In my article From Nothing: Why It’s Okay to Question Everything (Especially Metal Gear Games) I discussed the fact that games are contrived experiences, planned out by a game designer in order to create an illusion and guide the players along an enjoyable path. My thinking was that games are designed with an end in mind, and that the work of creating the game essentially boils down to manipulating the player into taking the next necessary step.
Well, recently I watched this video, in which Jonathon Blow (creator of Braid and The Witness) confirms that many games are indeed designed this way. However, he argues it doesn’t need to be that way, and in fact limits the potential hidden inside “systems” of the game. Systems, he says, can easily be greater than their creators’ ambitions, and answer our simple questions with something profound. It’s the responsibility of game designers to allow these systems to reveal “truth”. He analyzes a hypothetical game premise: generic men shooting each other with rocket launchers. He steadily deconstructs the systems behind that concept until it reveals the more fascinating aspects: fast objects overtaking slow objects; the nature of first person views; and parallaxing. In the end, the setting and theme of the game becomes a side consideration, and the systems are free to be explored more deeply.

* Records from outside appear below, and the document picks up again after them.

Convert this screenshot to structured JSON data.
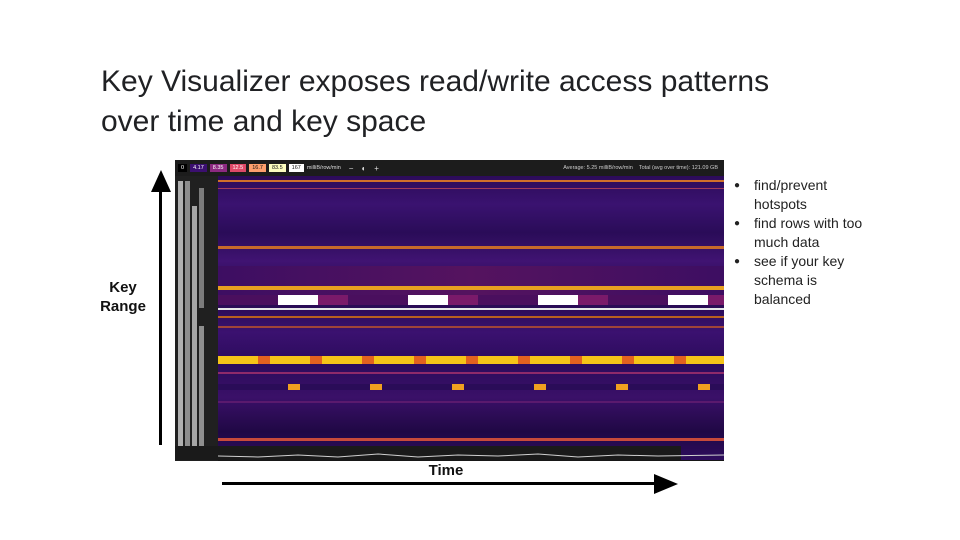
{
  "slide": {
    "title_line1": "Key Visualizer exposes read/write access patterns",
    "title_line2": "over time and key space"
  },
  "axes": {
    "vertical_label_line1": "Key",
    "vertical_label_line2": "Range",
    "horizontal_label": "Time"
  },
  "visualizer": {
    "legend": [
      {
        "label": "0",
        "color": "#000000"
      },
      {
        "label": "4.17",
        "color": "#3b0f70"
      },
      {
        "label": "8.35",
        "color": "#8c2981"
      },
      {
        "label": "12.5",
        "color": "#de4968"
      },
      {
        "label": "16.7",
        "color": "#fe9f6d"
      },
      {
        "label": "83.5",
        "color": "#fcfdbf"
      },
      {
        "label": "167",
        "color": "#ffffff"
      }
    ],
    "unit": "milliB/row/min",
    "zoom_out": "−",
    "toggle": "◐",
    "zoom_in": "+",
    "average_text": "Average: 5.25 milliB/row/min",
    "total_text": "Total (avg over time): 121.09 GB"
  },
  "bullets": [
    "find/prevent hotspots",
    "find rows with too much data",
    "see if your key schema is balanced"
  ]
}
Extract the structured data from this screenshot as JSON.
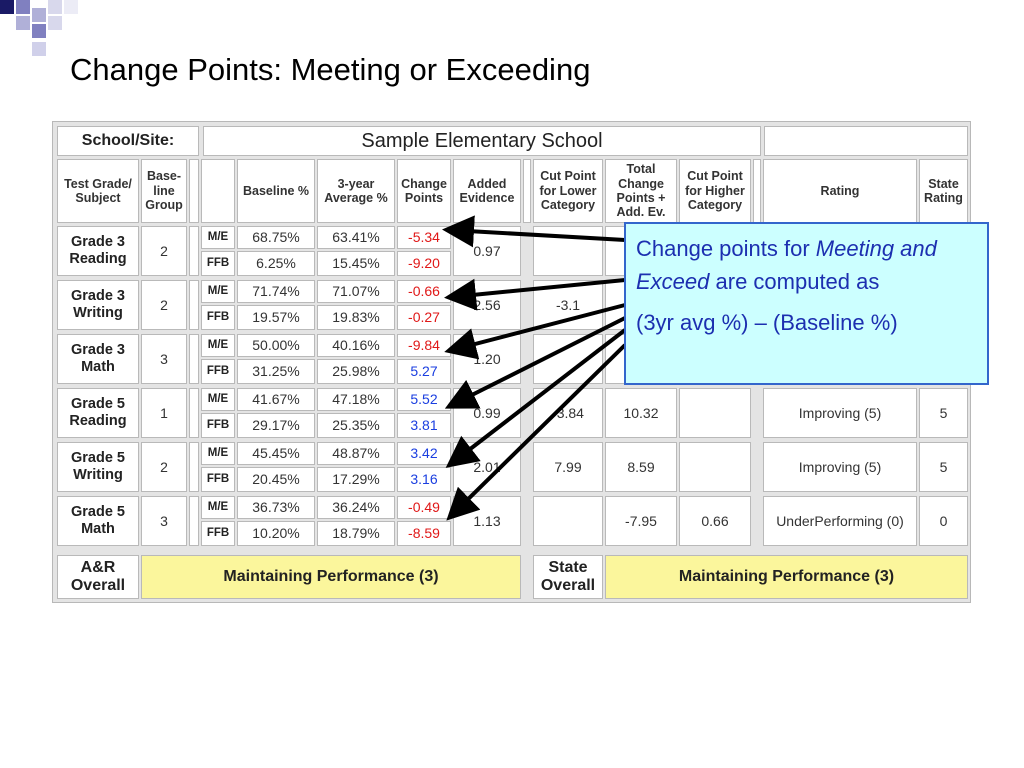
{
  "slide": {
    "title": "Change Points: Meeting or Exceeding"
  },
  "table": {
    "school_label": "School/Site:",
    "school_name": "Sample Elementary School",
    "headers": {
      "subject": "Test Grade/ Subject",
      "group": "Base-line Group",
      "baseline": "Baseline %",
      "avg3": "3-year Average %",
      "change": "Change Points",
      "added": "Added Evidence",
      "cut_lower": "Cut Point for Lower Category",
      "total": "Total Change Points + Add. Ev.",
      "cut_higher": "Cut Point for Higher Category",
      "rating": "Rating",
      "state_rating": "State Rating"
    },
    "rows": [
      {
        "grade": "Grade 3 Reading",
        "group": "2",
        "me": {
          "tag": "M/E",
          "baseline": "68.75%",
          "avg": "63.41%",
          "change": "-5.34"
        },
        "ffb": {
          "tag": "FFB",
          "baseline": "6.25%",
          "avg": "15.45%",
          "change": "-9.20"
        },
        "added": "0.97",
        "cut_lower": "",
        "total": "",
        "cut_higher": "",
        "rating": "",
        "state": ""
      },
      {
        "grade": "Grade 3 Writing",
        "group": "2",
        "me": {
          "tag": "M/E",
          "baseline": "71.74%",
          "avg": "71.07%",
          "change": "-0.66"
        },
        "ffb": {
          "tag": "FFB",
          "baseline": "19.57%",
          "avg": "19.83%",
          "change": "-0.27"
        },
        "added": "2.56",
        "cut_lower": "-3.1",
        "total": "",
        "cut_higher": "",
        "rating": "",
        "state": ""
      },
      {
        "grade": "Grade 3 Math",
        "group": "3",
        "me": {
          "tag": "M/E",
          "baseline": "50.00%",
          "avg": "40.16%",
          "change": "-9.84"
        },
        "ffb": {
          "tag": "FFB",
          "baseline": "31.25%",
          "avg": "25.98%",
          "change": "5.27"
        },
        "added": "1.20",
        "cut_lower": "",
        "total": "",
        "cut_higher": "",
        "rating": "",
        "state": ""
      },
      {
        "grade": "Grade 5 Reading",
        "group": "1",
        "me": {
          "tag": "M/E",
          "baseline": "41.67%",
          "avg": "47.18%",
          "change": "5.52"
        },
        "ffb": {
          "tag": "FFB",
          "baseline": "29.17%",
          "avg": "25.35%",
          "change": "3.81"
        },
        "added": "0.99",
        "cut_lower": "-3.84",
        "total": "10.32",
        "cut_higher": "",
        "rating": "Improving (5)",
        "state": "5"
      },
      {
        "grade": "Grade 5 Writing",
        "group": "2",
        "me": {
          "tag": "M/E",
          "baseline": "45.45%",
          "avg": "48.87%",
          "change": "3.42"
        },
        "ffb": {
          "tag": "FFB",
          "baseline": "20.45%",
          "avg": "17.29%",
          "change": "3.16"
        },
        "added": "2.01",
        "cut_lower": "7.99",
        "total": "8.59",
        "cut_higher": "",
        "rating": "Improving (5)",
        "state": "5"
      },
      {
        "grade": "Grade 5 Math",
        "group": "3",
        "me": {
          "tag": "M/E",
          "baseline": "36.73%",
          "avg": "36.24%",
          "change": "-0.49"
        },
        "ffb": {
          "tag": "FFB",
          "baseline": "10.20%",
          "avg": "18.79%",
          "change": "-8.59"
        },
        "added": "1.13",
        "cut_lower": "",
        "total": "-7.95",
        "cut_higher": "0.66",
        "rating": "UnderPerforming (0)",
        "state": "0"
      }
    ],
    "footer": {
      "ar_label": "A&R Overall",
      "ar_value": "Maintaining Performance (3)",
      "state_label": "State Overall",
      "state_value": "Maintaining Performance (3)"
    }
  },
  "callout": {
    "line1_pre": "Change points for ",
    "line1_em": "Meeting and Exceed",
    "line1_post": " are computed as",
    "line2": "(3yr avg %) – (Baseline %)"
  },
  "colors": {
    "negative": "#e01818",
    "positive": "#1a3ee0",
    "highlight": "#fbf69c",
    "callout_bg": "#ccffff",
    "callout_text": "#1c2fb0"
  }
}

It’s a fascinating insight into the importance of designer-as-explorer, as opposed to designer-as-contriver. The game development community is stuck in a swamp of contrivances, when they could be taming the frontiers of interwoven systems.
What this means, to me, is that there are certainly different types of game design philosophies, and we should be careful to acknowledge them in our discussions. I want to thank Jonathon Blow for articulating the other side of the coin.